The project, convened by the Stop Ecocide Foundation at the request of Swedish parliament, is already attracting support from several European nations. Moreover, it’s backed by several small island nations, including Vanuatu and nations in the Maldives and Pacific Islands, who stand to lose most in the short term by the constant threat of rising sea levels.

The 13-strong panel of experts, which includes lawyers and judges from each corner of the world, are convening this week during the anniversary of the Nuremberg trials: modern history’s most famous example of punitive justice on a global scale, where Nazi’s were sentenced for the atrocities of WWII. They hope to send legislature to the ICC, which is based in The Hague, by early next year.

Sands told the media, ‘The time is right to harness the power of international criminal law to protect our global environment … My hope is that this group will be able to … forge a definition [of ecocide] that is practical, effective and sustainable, and that might attract support to allow an amendment to the ICC statute to be made.’
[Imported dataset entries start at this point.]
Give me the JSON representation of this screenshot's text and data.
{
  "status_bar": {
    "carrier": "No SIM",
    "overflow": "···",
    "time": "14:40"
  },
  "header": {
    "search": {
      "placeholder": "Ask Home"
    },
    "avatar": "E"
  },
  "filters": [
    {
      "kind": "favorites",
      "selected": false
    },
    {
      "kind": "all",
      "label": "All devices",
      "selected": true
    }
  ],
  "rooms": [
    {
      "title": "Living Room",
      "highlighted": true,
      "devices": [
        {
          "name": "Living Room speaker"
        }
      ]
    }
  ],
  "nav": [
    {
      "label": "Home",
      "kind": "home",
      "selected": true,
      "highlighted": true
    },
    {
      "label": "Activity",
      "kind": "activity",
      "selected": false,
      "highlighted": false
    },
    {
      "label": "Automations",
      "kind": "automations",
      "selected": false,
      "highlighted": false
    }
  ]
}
This is an unprecedented and important move towards addressing climate change as a serious threat. An ICC policy paper published in 2016 said that the court was not formally extending its jurisdiction to climate injustice but would assess existing offences, such as crimes against humanity, in a broader context. This seeming reversal of that decision shows the long awaited but now ever-actualising realisation that ecocide is a crime against people as well as against their habitat.

Criminalising something at the ICC means that nations who have ratified the court – 118 states in total – will have to incorporate this into their own national legislation.

Importantly, signatories include Brazil, where some of the world’s most egregious environmental crimes are currently taking place, and representatives of the powerful, rich, and western, such as the UK and Australia. Notably, however, the list excludes China and the USA.

The announcement is being celebrated by many online, with UK ecologist and journalist George Monbiot acknowledging the conference as ‘an important step’, and degrowth economist Jason Hickel labelling it ‘good news.’